It seems notorious UK piracy law firm, ACS:Law, has stirred up a hornet's nest that could effectively end the practice of mass lawsuits, at least in the UK, even though the firm itself has already called it quits.

Judge Birss presiding over the case of MediaCAT Limited versus 27 defendants has asked several questions, questions that critics of mass copyright lawsuits have often asked as well, that puts in jeopardy any legal basis for extracting pre-trial settlement fees from alleged downloaders. 

The issue relates mainly to the issue of "authorization", and whether leaving one's Wi-Fi unsecured counts as authorization. The copyright lobby and the law firms that profit from copyright law thinks it is, while Judge Birss is not too convinced:

Then there is the question of whether leaving an Internet connection "unsecured" opens up the door to liability for infringement by others piggy backing on the connection unbeknownst to the owner. Finally, what does "unsecured" mean? Wireless routers have different levels of security available and if the level of security is relevant to liability—where is the line to be drawn?
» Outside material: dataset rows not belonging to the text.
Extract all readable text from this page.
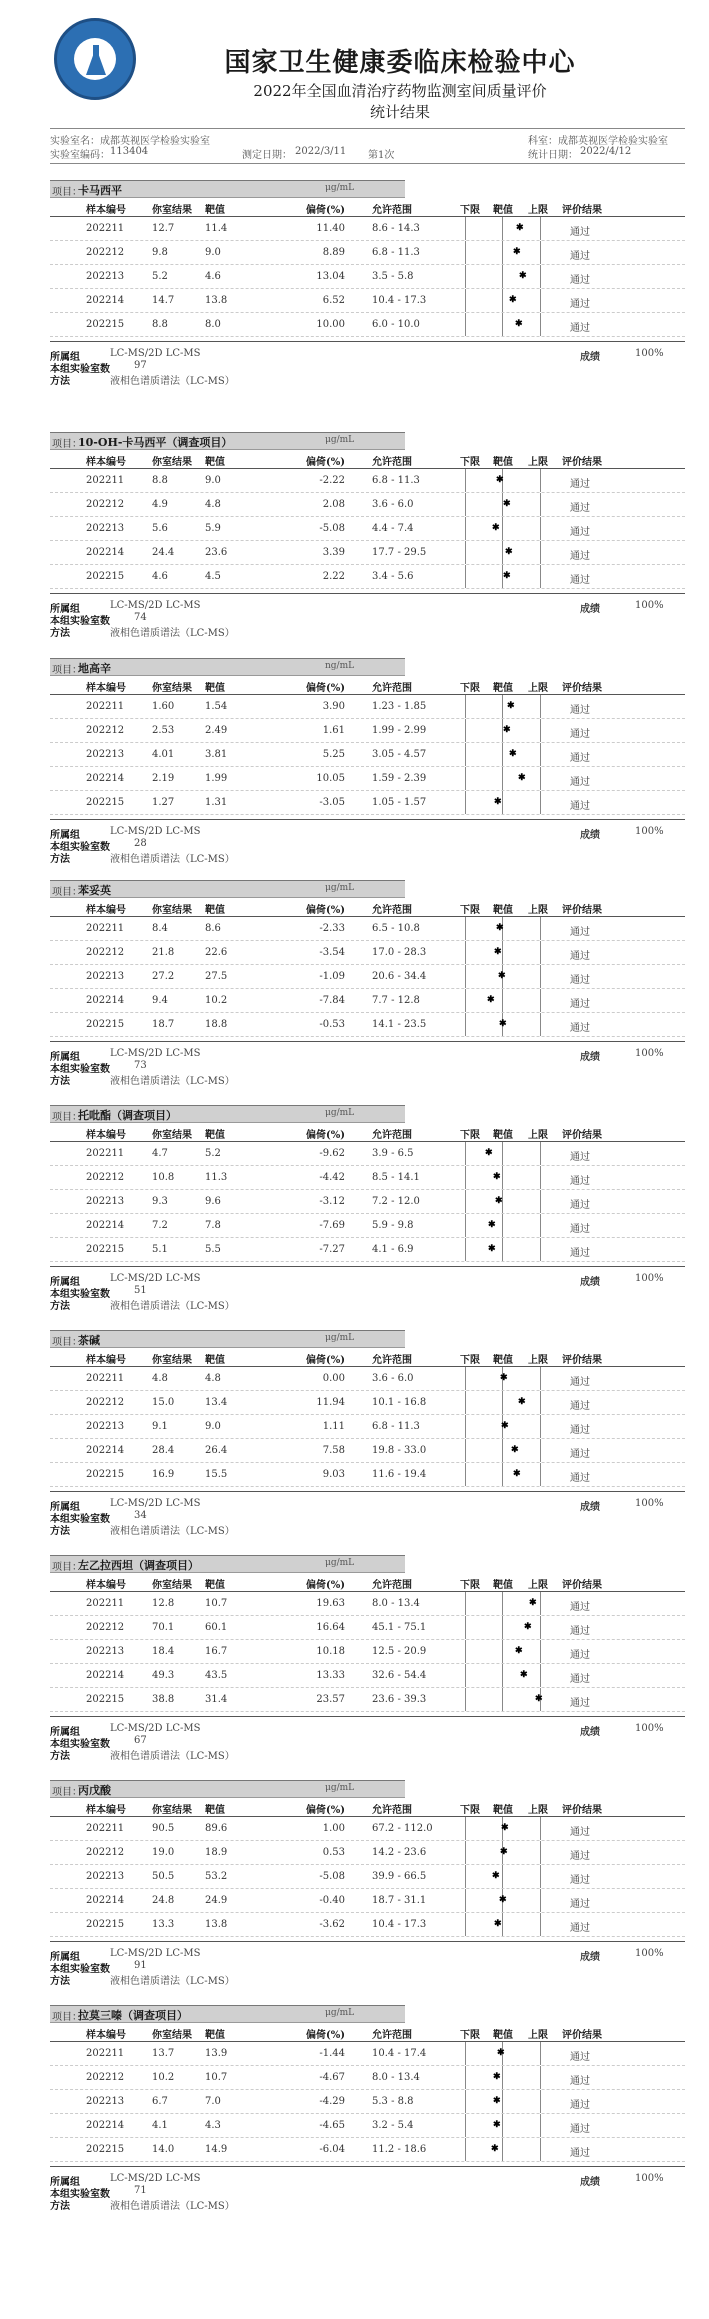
国家卫生健康委临床检验中心
2022年全国血清治疗药物监测室间质量评价
统计结果
实验室名： 成都英视医学检验实验室	科室： 成都英视医学检验实验室
实验室编码： 113404	测定日期： 2022/3/11 第1次	统计日期： 2022/4/12
项目：
卡马西平	μg/mL
样本编号	你室结果 靶值	偏倚(%)	允许范围	下限 靶值 上限 评价结果
202211	12.7	11.4	11.40	8.6 - 14.3	✱	通过
202212	9.8	9.0	8.89	6.8 - 11.3	✱	通过
202213	5.2	4.6	13.04	3.5 - 5.8	✱	通过
202214	14.7	13.8	6.52	10.4 - 17.3	✱	通过
202215	8.8	8.0	10.00	6.0 - 10.0	✱	通过
所属组	LC-MS/2D LC-MS	成绩	100%
本组实验室数 97
方法	液相色谱质谱法（LC-MS）
项目：
10-OH-卡马西平（调查项目）	μg/mL
样本编号	你室结果 靶值	偏倚(%)	允许范围	下限 靶值 上限 评价结果
202211	8.8	9.0	-2.22	6.8 - 11.3	✱	通过
202212	4.9	4.8	2.08	3.6 - 6.0	✱	通过
202213	5.6	5.9	-5.08	4.4 - 7.4	✱	通过
202214	24.4	23.6	3.39	17.7 - 29.5	✱	通过
202215	4.6	4.5	2.22	3.4 - 5.6	✱	通过
所属组	LC-MS/2D LC-MS	成绩	100%
本组实验室数 74
方法	液相色谱质谱法（LC-MS）
项目：
地高辛	ng/mL
样本编号	你室结果 靶值	偏倚(%)	允许范围	下限 靶值 上限 评价结果
202211	1.60	1.54	3.90	1.23 - 1.85	✱	通过
202212	2.53	2.49	1.61	1.99 - 2.99	✱	通过
202213	4.01	3.81	5.25	3.05 - 4.57	✱	通过
202214	2.19	1.99	10.05	1.59 - 2.39	✱	通过
202215	1.27	1.31	-3.05	1.05 - 1.57	✱	通过
所属组	LC-MS/2D LC-MS	成绩	100%
本组实验室数 28
方法	液相色谱质谱法（LC-MS）
项目：
苯妥英	μg/mL
样本编号	你室结果 靶值	偏倚(%)	允许范围	下限 靶值 上限 评价结果
202211	8.4	8.6	-2.33	6.5 - 10.8	✱	通过
202212	21.8	22.6	-3.54	17.0 - 28.3	✱	通过
202213	27.2	27.5	-1.09	20.6 - 34.4	✱	通过
202214	9.4	10.2	-7.84	7.7 - 12.8	✱	通过
202215	18.7	18.8	-0.53	14.1 - 23.5	✱	通过
所属组	LC-MS/2D LC-MS	成绩	100%
本组实验室数 73
方法	液相色谱质谱法（LC-MS）
项目：
托吡酯（调查项目）	μg/mL
样本编号	你室结果 靶值	偏倚(%)	允许范围	下限 靶值 上限 评价结果
202211	4.7	5.2	-9.62	3.9 - 6.5	✱	通过
202212	10.8	11.3	-4.42	8.5 - 14.1	✱	通过
202213	9.3	9.6	-3.12	7.2 - 12.0	✱	通过
202214	7.2	7.8	-7.69	5.9 - 9.8	✱	通过
202215	5.1	5.5	-7.27	4.1 - 6.9	✱	通过
所属组	LC-MS/2D LC-MS	成绩	100%
本组实验室数 51
方法	液相色谱质谱法（LC-MS）
项目：
茶碱	μg/mL
样本编号	你室结果 靶值	偏倚(%)	允许范围	下限 靶值 上限 评价结果
202211	4.8	4.8	0.00	3.6 - 6.0	✱	通过
202212	15.0	13.4	11.94	10.1 - 16.8	✱	通过
202213	9.1	9.0	1.11	6.8 - 11.3	✱	通过
202214	28.4	26.4	7.58	19.8 - 33.0	✱	通过
202215	16.9	15.5	9.03	11.6 - 19.4	✱	通过
所属组	LC-MS/2D LC-MS	成绩	100%
本组实验室数 34
方法	液相色谱质谱法（LC-MS）
项目：
左乙拉西坦（调查项目）	μg/mL
样本编号	你室结果 靶值	偏倚(%)	允许范围	下限 靶值 上限 评价结果
202211	12.8	10.7	19.63	8.0 - 13.4	✱	通过
202212	70.1	60.1	16.64	45.1 - 75.1	✱	通过
202213	18.4	16.7	10.18	12.5 - 20.9	✱	通过
202214	49.3	43.5	13.33	32.6 - 54.4	✱	通过
202215	38.8	31.4	23.57	23.6 - 39.3	✱	通过
所属组	LC-MS/2D LC-MS	成绩	100%
本组实验室数 67
方法	液相色谱质谱法（LC-MS）
项目：
丙戊酸	μg/mL
样本编号	你室结果 靶值	偏倚(%)	允许范围	下限 靶值 上限 评价结果
202211	90.5	89.6	1.00	67.2 - 112.0	✱	通过
202212	19.0	18.9	0.53	14.2 - 23.6	✱	通过
202213	50.5	53.2	-5.08	39.9 - 66.5	✱	通过
202214	24.8	24.9	-0.40	18.7 - 31.1	✱	通过
202215	13.3	13.8	-3.62	10.4 - 17.3	✱	通过
所属组	LC-MS/2D LC-MS	成绩	100%
本组实验室数 91
方法	液相色谱质谱法（LC-MS）
项目：
拉莫三嗪（调查项目）	μg/mL
样本编号	你室结果 靶值	偏倚(%)	允许范围	下限 靶值 上限 评价结果
202211	13.7	13.9	-1.44	10.4 - 17.4	✱	通过
202212	10.2	10.7	-4.67	8.0 - 13.4	✱	通过
202213	6.7	7.0	-4.29	5.3 - 8.8	✱	通过
202214	4.1	4.3	-4.65	3.2 - 5.4	✱	通过
202215	14.0	14.9	-6.04	11.2 - 18.6	✱	通过
所属组	LC-MS/2D LC-MS	成绩	100%
本组实验室数 71
方法	液相色谱质谱法（LC-MS）
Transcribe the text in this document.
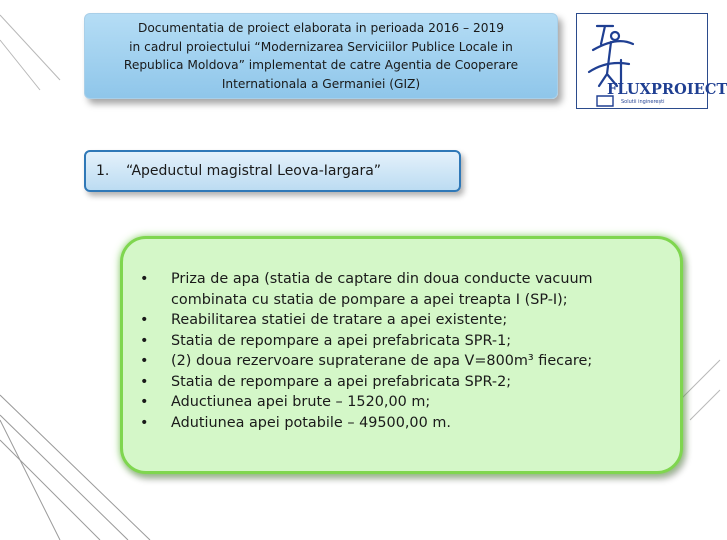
Documentatia de proiect elaborata in perioada 2016 – 2019
in cadrul proiectului “Modernizarea Serviciilor Publice Locale in
Republica Moldova” implementat de catre Agentia de Cooperare
Internationala a Germaniei (GIZ)	FLUXPROIECT
Solutii inginerești
1.	“Apeductul magistral Leova-Iargara”
• Priza de apa (statia de captare din doua conducte vacuum combinata cu statia de pompare a apei treapta I (SP-I);
• Reabilitarea statiei de tratare a apei existente;
• Statia de repompare a apei prefabricata SPR-1;
• (2) doua rezervoare supraterane de apa V=800m³ fiecare;
• Statia de repompare a apei prefabricata SPR-2;
• Aductiunea apei brute – 1520,00 m;
• Adutiunea apei potabile – 49500,00 m.
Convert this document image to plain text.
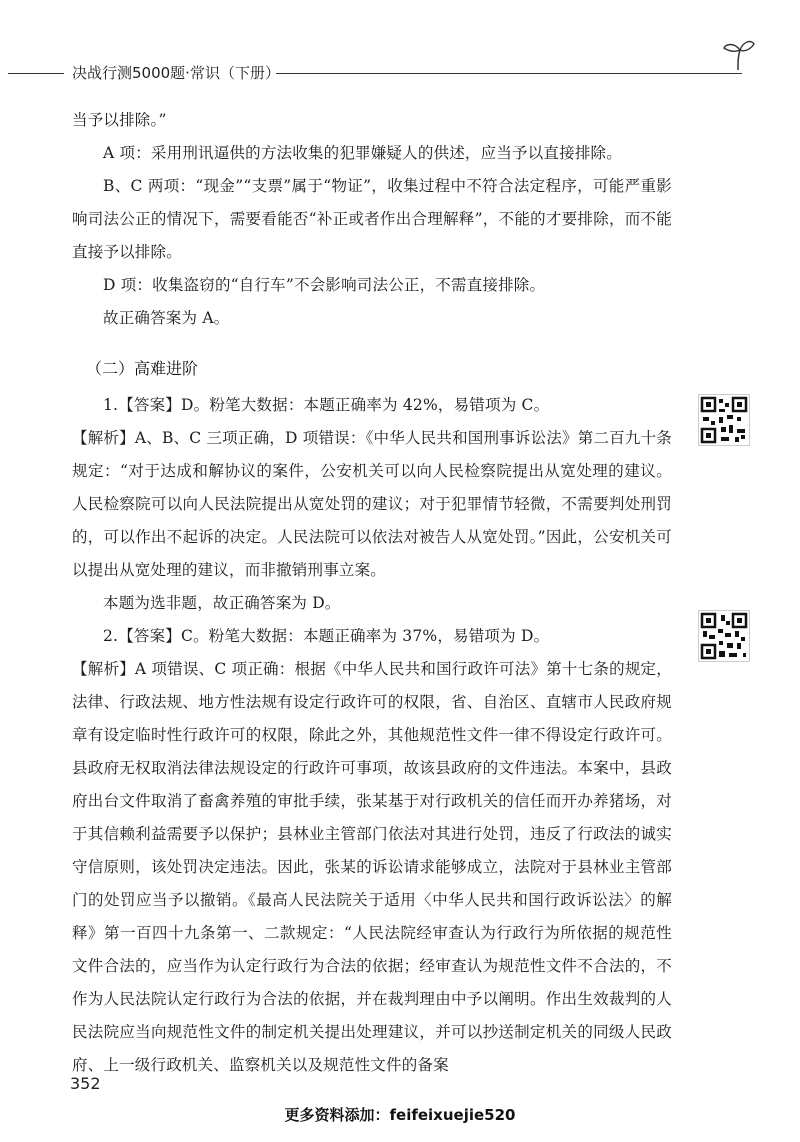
决战行测5000题·常识（下册）

当予以排除。”

A 项：采用刑讯逼供的方法收集的犯罪嫌疑人的供述，应当予以直接排除。

B、C 两项：“现金”“支票”属于“物证”，收集过程中不符合法定程序，可能严重影响司法公正的情况下，需要看能否“补正或者作出合理解释”，不能的才要排除，而不能直接予以排除。

D 项：收集盗窃的“自行车”不会影响司法公正，不需直接排除。

故正确答案为 A。

（二）高难进阶

1.【答案】D。粉笔大数据：本题正确率为 42%，易错项为 C。

【解析】A、B、C 三项正确，D 项错误：《中华人民共和国刑事诉讼法》第二百九十条规定：“对于达成和解协议的案件，公安机关可以向人民检察院提出从宽处理的建议。人民检察院可以向人民法院提出从宽处罚的建议；对于犯罪情节轻微，不需要判处刑罚的，可以作出不起诉的决定。人民法院可以依法对被告人从宽处罚。”因此，公安机关可以提出从宽处理的建议，而非撤销刑事立案。

本题为选非题，故正确答案为 D。

2.【答案】C。粉笔大数据：本题正确率为 37%，易错项为 D。

【解析】A 项错误、C 项正确：根据《中华人民共和国行政许可法》第十七条的规定，法律、行政法规、地方性法规有设定行政许可的权限，省、自治区、直辖市人民政府规章有设定临时性行政许可的权限，除此之外，其他规范性文件一律不得设定行政许可。县政府无权取消法律法规设定的行政许可事项，故该县政府的文件违法。本案中，县政府出台文件取消了畜禽养殖的审批手续，张某基于对行政机关的信任而开办养猪场，对于其信赖利益需要予以保护；县林业主管部门依法对其进行处罚，违反了行政法的诚实守信原则，该处罚决定违法。因此，张某的诉讼请求能够成立，法院对于县林业主管部门的处罚应当予以撤销。《最高人民法院关于适用〈中华人民共和国行政诉讼法〉的解释》第一百四十九条第一、二款规定：“人民法院经审查认为行政行为所依据的规范性文件合法的，应当作为认定行政行为合法的依据；经审查认为规范性文件不合法的，不作为人民法院认定行政行为合法的依据，并在裁判理由中予以阐明。作出生效裁判的人民法院应当向规范性文件的制定机关提出处理建议，并可以抄送制定机关的同级人民政府、上一级行政机关、监察机关以及规范性文件的备案

352
更多资料添加：feifeixuejie520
No case has decided these issues but they are key to the claimant's ability to... say—one way or another there is infringement here.

Another issue is with IP addresses, and it's best summed up in the judge's own words:

All the IP address identifies is an internet connection, which is likely today to be a wireless home broadband router. All Media CAT's monitoring can identify is the person who has the contract with their ISP to have internet access. Assuming a case in Media CAT's favour that the IP address is indeed linked to wholesale infringements of the copyright in question... Media CAT do not know who did it and know that they do not know who did it.

In other words, an IP address is not proof that a *person* has committed any crimes, it is only proof that the same connection was used. 

With the judge asking all the right questions (or wrong questions, from ACS:Law/MediaCat's point of view), the verdict in this case could have serious implications for all the other law firms intent on making money from mass copyright lawsuits.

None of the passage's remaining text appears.